Experimenting with MusicBrainz

I have a reasonably sized music collection, somewhere in the neighborhood of 650 CDs. I've ripped most of it to FLAC, and I transcode it to MP3 (using flac2mp3) to load onto my portable jukebox and stream it wirelessly through the house to two Rokus.

The biggest problem I have is getting and maintaining accurate metadata. I've ripped the audio over a fairly long period, and while the ripper I use (SoundJuicer, for the curious) now automatically tags files it creates with MusicBrainz data, it didn't always.

This evening I decided to download Picard and see what I could do about associating MusicBrainz tags with the bulk of my collection.

My first observation is that Picard doesn't like large (9000-ish track) collections - it repeatably locked up trying to import them all at once.

The second observation, once I used the interface a bit, is that even if it had been able to import my whole library at a go, it would have been very difficult to work with - the interface doesn't scale particularly well, and once lists of albums get long, manipulating them becomes cumbersome.

The third observation is that Picard doesn't give me enough control over the tags it writes. All I really want is to add the MusicBrainz artist, album, and track GUIDs to the files - I've spent a reasonable bit of time massaging the rest of the metadata.

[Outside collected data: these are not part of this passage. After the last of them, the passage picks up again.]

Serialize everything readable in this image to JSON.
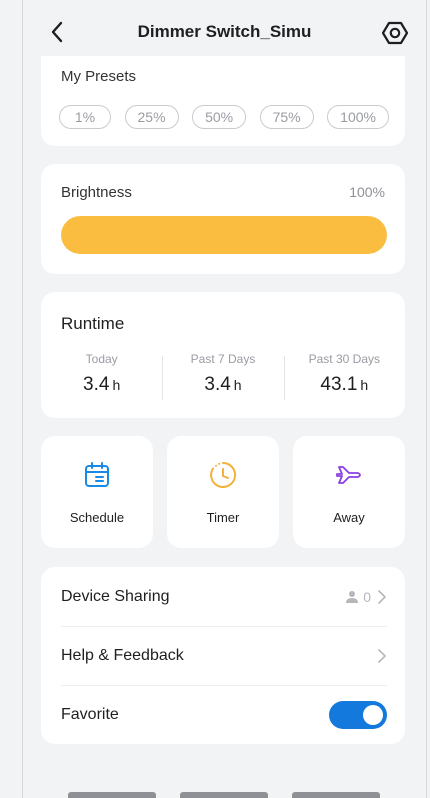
{
  "header": {
    "title": "Dimmer Switch_Simu"
  },
  "presets": {
    "label": "My Presets",
    "items": [
      "1%",
      "25%",
      "50%",
      "75%",
      "100%"
    ]
  },
  "brightness": {
    "label": "Brightness",
    "value_text": "100%",
    "level_percent": 100,
    "fill_color": "#fbbd3f"
  },
  "runtime": {
    "title": "Runtime",
    "columns": [
      {
        "label": "Today",
        "value": "3.4",
        "unit": "h"
      },
      {
        "label": "Past 7 Days",
        "value": "3.4",
        "unit": "h"
      },
      {
        "label": "Past 30 Days",
        "value": "43.1",
        "unit": "h"
      }
    ]
  },
  "tiles": [
    {
      "label": "Schedule",
      "icon": "calendar-icon",
      "color": "#1a8ae6"
    },
    {
      "label": "Timer",
      "icon": "clock-icon",
      "color": "#f2b13a"
    },
    {
      "label": "Away",
      "icon": "airplane-icon",
      "color": "#8c3fe0"
    }
  ],
  "list": {
    "sharing": {
      "label": "Device Sharing",
      "count": "0"
    },
    "help": {
      "label": "Help & Feedback"
    },
    "favorite": {
      "label": "Favorite",
      "enabled": true
    }
  },
  "colors": {
    "accent": "#1479dc",
    "background": "#f2f3f5"
  }
}
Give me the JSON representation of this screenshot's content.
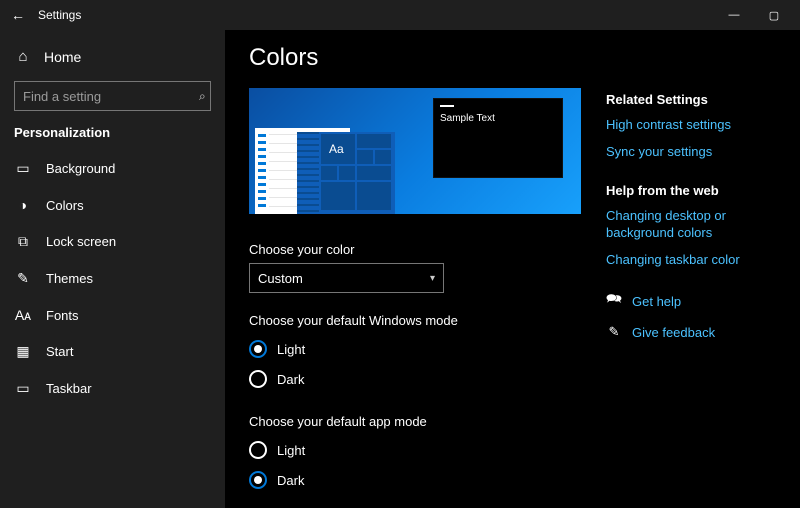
{
  "titlebar": {
    "back_glyph": "←",
    "title": "Settings",
    "min": "—",
    "max": "▢",
    "close": "✕"
  },
  "sidebar": {
    "home": "Home",
    "search_placeholder": "Find a setting",
    "section": "Personalization",
    "items": [
      {
        "icon": "background-icon",
        "glyph": "▭",
        "label": "Background"
      },
      {
        "icon": "colors-icon",
        "glyph": "◑",
        "label": "Colors"
      },
      {
        "icon": "lockscreen-icon",
        "glyph": "⧉",
        "label": "Lock screen"
      },
      {
        "icon": "themes-icon",
        "glyph": "✎",
        "label": "Themes"
      },
      {
        "icon": "fonts-icon",
        "glyph": "Aᴀ",
        "label": "Fonts"
      },
      {
        "icon": "start-icon",
        "glyph": "▦",
        "label": "Start"
      },
      {
        "icon": "taskbar-icon",
        "glyph": "▭",
        "label": "Taskbar"
      }
    ]
  },
  "page": {
    "title": "Colors",
    "preview": {
      "sample_text": "Sample Text",
      "aa": "Aa"
    },
    "choose_color_label": "Choose your color",
    "choose_color_value": "Custom",
    "windows_mode_label": "Choose your default Windows mode",
    "windows_mode_options": [
      "Light",
      "Dark"
    ],
    "windows_mode_selected": "Light",
    "app_mode_label": "Choose your default app mode",
    "app_mode_options": [
      "Light",
      "Dark"
    ],
    "app_mode_selected": "Dark"
  },
  "right": {
    "related_heading": "Related Settings",
    "related_links": [
      "High contrast settings",
      "Sync your settings"
    ],
    "help_heading": "Help from the web",
    "help_links": [
      "Changing desktop or background colors",
      "Changing taskbar color"
    ],
    "support": [
      {
        "icon": "help-icon",
        "glyph": "🗪",
        "label": "Get help"
      },
      {
        "icon": "feedback-icon",
        "glyph": "✎",
        "label": "Give feedback"
      }
    ]
  }
}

For instance - I have a bunch of albums entitled "Greatest Hits" - but when I rip them, I generally transform that title to "So-and-So's Greatest Hits" - makes 'em much easier to differentiate in an album list. The MusicBrainz tagger wants to undo that.

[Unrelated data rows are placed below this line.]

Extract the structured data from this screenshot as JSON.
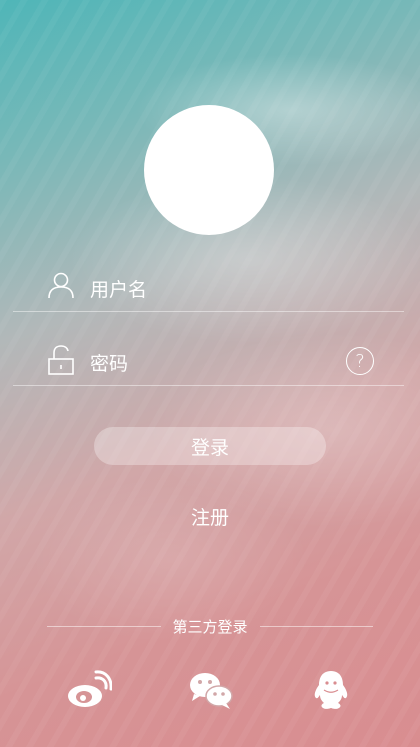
{
  "form": {
    "username_placeholder": "用户名",
    "password_placeholder": "密码",
    "help_symbol": "?"
  },
  "actions": {
    "login_label": "登录",
    "register_label": "注册"
  },
  "third_party": {
    "label": "第三方登录",
    "providers": [
      "weibo-icon",
      "wechat-icon",
      "qq-icon"
    ]
  }
}
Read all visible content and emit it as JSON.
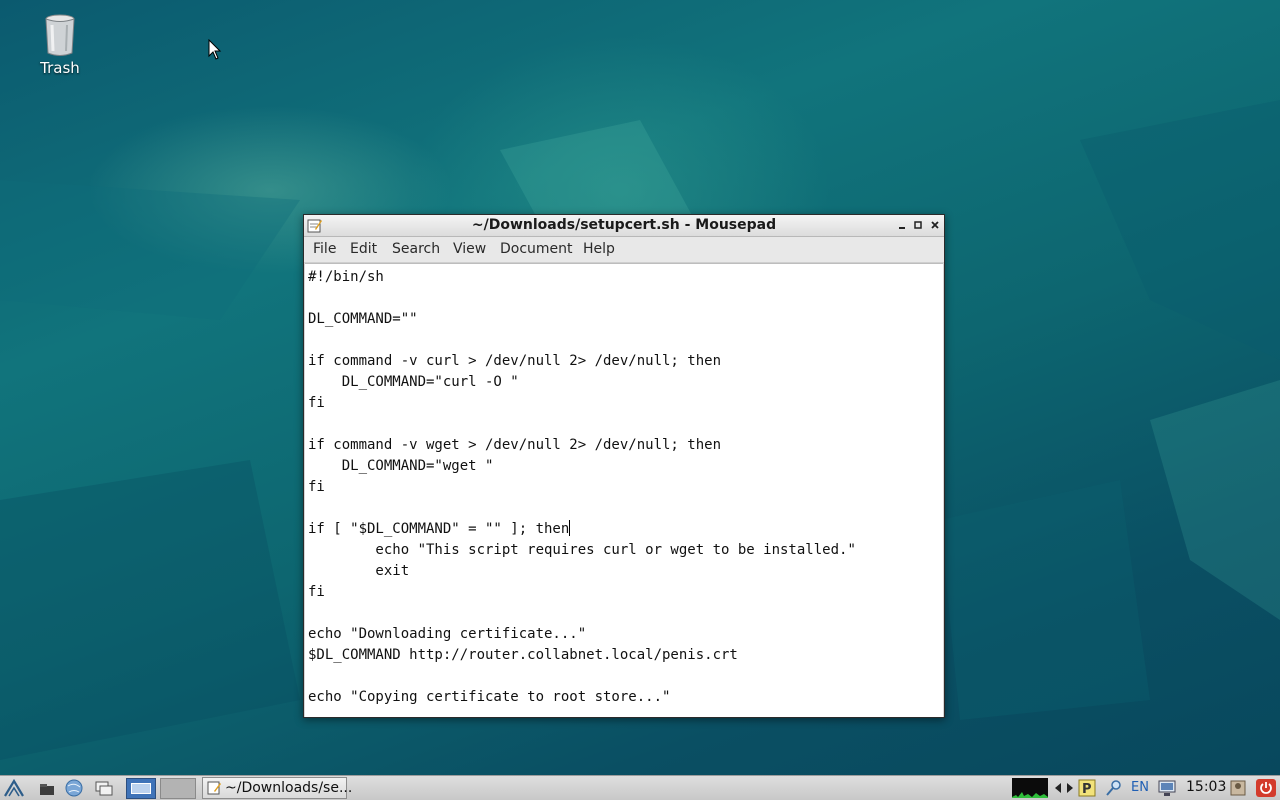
{
  "desktop": {
    "icons": [
      {
        "label": "Trash"
      }
    ]
  },
  "window": {
    "title": "~/Downloads/setupcert.sh - Mousepad",
    "menu": [
      "File",
      "Edit",
      "Search",
      "View",
      "Document",
      "Help"
    ],
    "editor": {
      "lines": [
        "#!/bin/sh",
        "",
        "DL_COMMAND=\"\"",
        "",
        "if command -v curl > /dev/null 2> /dev/null; then",
        "    DL_COMMAND=\"curl -O \"",
        "fi",
        "",
        "if command -v wget > /dev/null 2> /dev/null; then",
        "    DL_COMMAND=\"wget \"",
        "fi",
        "",
        "if [ \"$DL_COMMAND\" = \"\" ]; then",
        "        echo \"This script requires curl or wget to be installed.\"",
        "        exit",
        "fi",
        "",
        "echo \"Downloading certificate...\"",
        "$DL_COMMAND http://router.collabnet.local/penis.crt",
        "",
        "echo \"Copying certificate to root store...\""
      ],
      "caret_line": 12
    }
  },
  "taskbar": {
    "task_window_label": "~/Downloads/se...",
    "language": "EN",
    "clock": "15:03"
  },
  "colors": {
    "desktop_base": "#0b5a6f",
    "titlebar": "#dcdcdc",
    "taskbar": "#c7c7c7",
    "lang_text": "#1f5fb4"
  }
}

Another example - when a bands name starts with "The", I use it as a suffix - so "The Clash" becomes "Clash, The" - makes them sort under "C" rather than having a big cluster of artists under "T" for no reason other than their love of a definite article. Again, MusicBrainz thinks it's smarter than me, and wants to "fix" my errors.

So I've been tagging artists and albums that don't suffer from these two problems, but even there, Picard falls a bit short. I use [disc #] - to denote individual discs of a multi-disc set, and the data in MusicBrainz seems inconsistent in this regard. It's not particularly surprising for a community policed data set, but annoying none the less.

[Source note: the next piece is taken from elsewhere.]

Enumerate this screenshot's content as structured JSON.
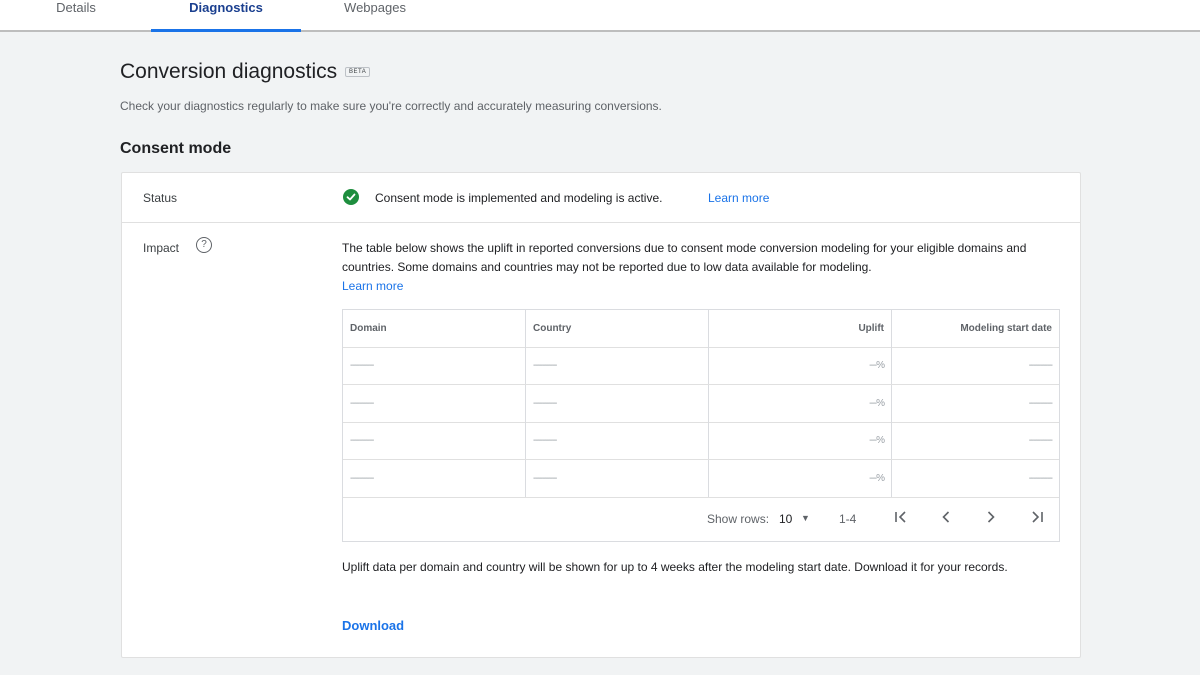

I've gotten through artists beginning with "D"'s - and I'm not sure how much further I'll go. The quality of the data (and the ability to correct it) makes MusicBrainz superior to CCDB, but it's clearly not (yet?) the panacea I was hoping for.

Posted by dberger at October 4, 2007 9:46 PM

Comments

It's not perfect either, but the tool I've been using to import MusicBrainz data and edit MP3 tags lately is a Java app called Jaikoz. You can get a free 30-day trial.

It's sometimes slow, but gives you complete control over the fields to be imported from MB, do batch editing, etc.